Uma problematização assim estaria mais ajustada à atualidade do debate sobre geopolítica da fome. A propósito, a fala do sociólogo suíço deixa a desejar ainda em pontos concernentes ao viés da má nutrição, sobretudo com relação àquelas pessoas incluídas na nova classe de consumidores brasileiros. Ele prossegue: “Cada manhã, inclusive aos domingos, os ‘boias-frias’ afluem à praça central de Crateús. Os feitores, capatazes dos grandes proprietários, observam a multidão famélica. Escolhem nela os trabalhadores que serão contratados (…) Antes que um homem deixe seu casebre pela manhã para vender-se na praça, a mulher prepara sua marmita: um pouco de arroz, feijão e batata”.

Diante desse quadro equivocado fica complicado ler as referências a outras realidades mencionadas pelo autor como de povos castigados pela fome. Tão crítica quanto a fome é a necessidade de políticas de educação alimentar e nutricional, o acesso à alimentação saudável. Erradicar a fome não é apenas ter o que comer, mas aprender a comer. E Ziegler não trata das corporações responsáveis pelo estímulo à má nutrição, como faz com as organizações do agronegócio. Limita-se a escrever sobre os males da “fome silenciosa” e não ataca suas causas, ainda que tenha um capítulo sobre a má nutrição, que ele intitulou de “a fome invisível” (p. 55).

Apesar desses deslizes Ziegler merece atenção e respeito por sua ampla e rica experiência como Relator Especial da ONU sobre Direito à Alimentação, o que se reflete bem no ar de compaixão institucional da sua narrativa.
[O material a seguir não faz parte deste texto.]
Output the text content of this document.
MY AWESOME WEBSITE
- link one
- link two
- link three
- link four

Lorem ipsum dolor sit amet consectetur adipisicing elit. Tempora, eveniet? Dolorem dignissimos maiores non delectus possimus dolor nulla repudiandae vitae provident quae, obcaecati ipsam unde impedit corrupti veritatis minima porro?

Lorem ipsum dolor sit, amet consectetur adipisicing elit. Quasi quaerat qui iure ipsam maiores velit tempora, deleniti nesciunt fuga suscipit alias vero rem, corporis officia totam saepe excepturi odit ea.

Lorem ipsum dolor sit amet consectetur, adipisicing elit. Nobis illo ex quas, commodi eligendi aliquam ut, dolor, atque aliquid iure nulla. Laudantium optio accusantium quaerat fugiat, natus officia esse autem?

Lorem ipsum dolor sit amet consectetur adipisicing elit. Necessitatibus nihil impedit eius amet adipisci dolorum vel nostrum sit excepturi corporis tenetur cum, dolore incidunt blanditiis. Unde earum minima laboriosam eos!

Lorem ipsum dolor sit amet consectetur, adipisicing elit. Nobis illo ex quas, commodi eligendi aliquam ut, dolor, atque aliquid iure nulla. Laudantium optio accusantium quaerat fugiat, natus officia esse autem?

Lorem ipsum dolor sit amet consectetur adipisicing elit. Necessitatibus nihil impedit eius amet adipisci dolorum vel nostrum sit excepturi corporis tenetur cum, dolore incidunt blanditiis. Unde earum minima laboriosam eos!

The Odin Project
Ainda mais porque o livro nutre a expectativa de avanços das organizações de trabalhadores para o enfrentamento dos poderosos do mundo agrícola e da loucura especuladora dos predadores do capital financeiro globalizado, e por criticar a indiferença dos Estados mais poderosos e a inércia conivente dos governos dos países subdesenvolvidos, nas efetivas soluções aos problemas da fome.

Em “Destruição em massa” o autor traz dados que instigam o leitor à reflexão, como o “Plano Fome”, com o qual Adolf Hitler (1889 – 1945) pilhou alimentos nos países ocupados pela Alemanha durante a Segunda Guerra Mundial (p. 125), e os descompassos identificados por censos da produção de bens alimentares, como, por exemplo, o fato de que “a Índia, embora abrigue quase a metade de todas as pessoas grave e permanentemente subalimentadas do mundo, exporta centenas de milhares de toneladas de trigo” (p. 35). Relata condições precárias de trabalho, de infraestrutura e conflitos endêmicos em vários lugares do mundo e deduz que “a maior violência cometida contra os camponeses é, evidentemente, a desigual distribuição da terra” (p. 45).
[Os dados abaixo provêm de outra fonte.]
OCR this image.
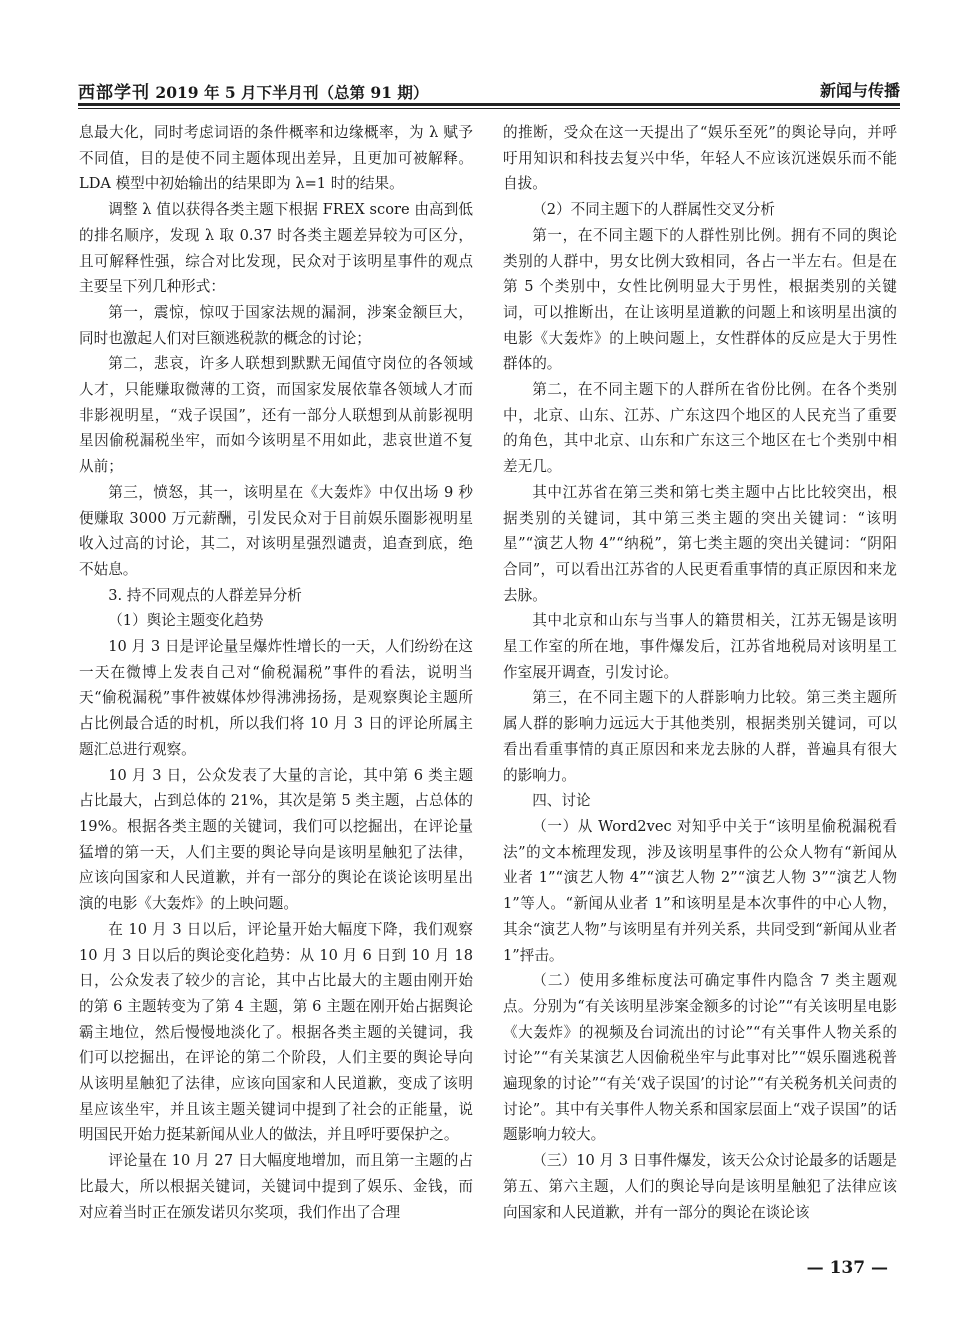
西部学刊 2019 年 5 月下半月刊（总第 91 期）	新闻与传播

息最大化，同时考虑词语的条件概率和边缘概率，为 λ 赋予不同值，目的是使不同主题体现出差异，且更加可被解释。LDA 模型中初始输出的结果即为 λ=1 时的结果。

调整 λ 值以获得各类主题下根据 FREX score 由高到低的排名顺序，发现 λ 取 0.37 时各类主题差异较为可区分，且可解释性强，综合对比发现，民众对于该明星事件的观点主要呈下列几种形式：

第一，震惊，惊叹于国家法规的漏洞，涉案金额巨大，同时也激起人们对巨额逃税款的概念的讨论；

第二，悲哀，许多人联想到默默无闻值守岗位的各领域人才，只能赚取微薄的工资，而国家发展依靠各领域人才而非影视明星，“戏子误国”，还有一部分人联想到从前影视明星因偷税漏税坐牢，而如今该明星不用如此，悲哀世道不复从前；

第三，愤怒，其一，该明星在《大轰炸》中仅出场 9 秒便赚取 3000 万元薪酬，引发民众对于目前娱乐圈影视明星收入过高的讨论，其二，对该明星强烈谴责，追查到底，绝不姑息。

3. 持不同观点的人群差异分析

（1）舆论主题变化趋势

10 月 3 日是评论量呈爆炸性增长的一天，人们纷纷在这一天在微博上发表自己对“偷税漏税”事件的看法，说明当天“偷税漏税”事件被媒体炒得沸沸扬扬，是观察舆论主题所占比例最合适的时机，所以我们将 10 月 3 日的评论所属主题汇总进行观察。

10 月 3 日，公众发表了大量的言论，其中第 6 类主题占比最大，占到总体的 21%，其次是第 5 类主题，占总体的 19%。根据各类主题的关键词，我们可以挖掘出，在评论量猛增的第一天，人们主要的舆论导向是该明星触犯了法律，应该向国家和人民道歉，并有一部分的舆论在谈论该明星出演的电影《大轰炸》的上映问题。

在 10 月 3 日以后，评论量开始大幅度下降，我们观察 10 月 3 日以后的舆论变化趋势：从 10 月 6 日到 10 月 18 日，公众发表了较少的言论，其中占比最大的主题由刚开始的第 6 主题转变为了第 4 主题，第 6 主题在刚开始占据舆论霸主地位，然后慢慢地淡化了。根据各类主题的关键词，我们可以挖掘出，在评论的第二个阶段，人们主要的舆论导向从该明星触犯了法律，应该向国家和人民道歉，变成了该明星应该坐牢，并且该主题关键词中提到了社会的正能量，说明国民开始力挺某新闻从业人的做法，并且呼吁要保护之。

评论量在 10 月 27 日大幅度地增加，而且第一主题的占比最大，所以根据关键词，关键词中提到了娱乐、金钱，而对应着当时正在颁发诺贝尔奖项，我们作出了合理

的推断，受众在这一天提出了“娱乐至死”的舆论导向，并呼吁用知识和科技去复兴中华，年轻人不应该沉迷娱乐而不能自拔。

（2）不同主题下的人群属性交叉分析

第一，在不同主题下的人群性别比例。拥有不同的舆论类别的人群中，男女比例大致相同，各占一半左右。但是在第 5 个类别中，女性比例明显大于男性，根据类别的关键词，可以推断出，在让该明星道歉的问题上和该明星出演的电影《大轰炸》的上映问题上，女性群体的反应是大于男性群体的。

第二，在不同主题下的人群所在省份比例。在各个类别中，北京、山东、江苏、广东这四个地区的人民充当了重要的角色，其中北京、山东和广东这三个地区在七个类别中相差无几。

其中江苏省在第三类和第七类主题中占比比较突出，根据类别的关键词，其中第三类主题的突出关键词：“该明星”“演艺人物 4”“纳税”，第七类主题的突出关键词：“阴阳合同”，可以看出江苏省的人民更看重事情的真正原因和来龙去脉。

其中北京和山东与当事人的籍贯相关，江苏无锡是该明星工作室的所在地，事件爆发后，江苏省地税局对该明星工作室展开调查，引发讨论。

第三，在不同主题下的人群影响力比较。第三类主题所属人群的影响力远远大于其他类别，根据类别关键词，可以看出看重事情的真正原因和来龙去脉的人群，普遍具有很大的影响力。

四、讨论

（一）从 Word2vec 对知乎中关于“该明星偷税漏税看法”的文本梳理发现，涉及该明星事件的公众人物有“新闻从业者 1”“演艺人物 4”“演艺人物 2”“演艺人物 3”“演艺人物 1”等人。“新闻从业者 1”和该明星是本次事件的中心人物，其余“演艺人物”与该明星有并列关系，共同受到“新闻从业者 1”抨击。

（二）使用多维标度法可确定事件内隐含 7 类主题观点。分别为“有关该明星涉案金额多的讨论”“有关该明星电影《大轰炸》的视频及台词流出的讨论”“有关事件人物关系的讨论”“有关某演艺人因偷税坐牢与此事对比”“娱乐圈逃税普遍现象的讨论”“有关‘戏子误国’的讨论”“有关税务机关问责的讨论”。其中有关事件人物关系和国家层面上“戏子误国”的话题影响力较大。

（三）10 月 3 日事件爆发，该天公众讨论最多的话题是第五、第六主题，人们的舆论导向是该明星触犯了法律应该向国家和人民道歉，并有一部分的舆论在谈论该

— 137 —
Jean Ziegler encontra, inclusive, um culpado original pela geopolítica da fome, o pastor britânico Thomas Malthus (1766 – 1833) e sua teoria de que a fome, ao eliminar os mais fracos, é necessária para o controle demográfico, equilibrando a demanda por alimentos e as condições da terra de supri-la (p. 103). E encontra, também, um algoz para essa lei da necessidade, o médico pernambucano Josué de Castro (1908 – 1973), que demonstrou ser a fome derivada “de políticas conduzidas pelos homens e que ela poderia ser vencida, eliminada pelos homens” (p. 112).
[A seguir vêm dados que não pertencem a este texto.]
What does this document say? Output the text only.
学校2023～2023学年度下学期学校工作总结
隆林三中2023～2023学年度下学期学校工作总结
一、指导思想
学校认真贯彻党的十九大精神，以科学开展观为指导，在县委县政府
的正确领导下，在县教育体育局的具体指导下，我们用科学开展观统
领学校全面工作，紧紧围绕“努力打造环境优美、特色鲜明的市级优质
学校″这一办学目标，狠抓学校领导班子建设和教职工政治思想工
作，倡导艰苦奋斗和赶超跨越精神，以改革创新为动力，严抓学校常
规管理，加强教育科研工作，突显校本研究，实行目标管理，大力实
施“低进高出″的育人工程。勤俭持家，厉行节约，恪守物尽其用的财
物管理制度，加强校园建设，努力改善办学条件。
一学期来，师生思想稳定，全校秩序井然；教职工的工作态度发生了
Josué de Castro afirmava que a subalimentação e a má nutrição têm caráter artificial, resultante da colonização, dos monopólios da terra e da monocultura. Este sim, um conceito atual, que se aplica tanto aos fast-foods e seus obesos famintos, quanto à reprimarização da economia exportadora e as commodities do agronegócio. Em seu livro, que tem na capa a pintura “Criança Morta”, de Cândido Portinari (1903 – 1962), Ziegler classifica as corporações transnacionais privadas da agroindústria como “inimigos jurados do direito à alimentação” (p. 157). E conclui que os três cavaleiros do apocalipse da fome são a OMC, o FMI e o Banco Mundial. Muito bom, mas ele precisa voltar a Crateús.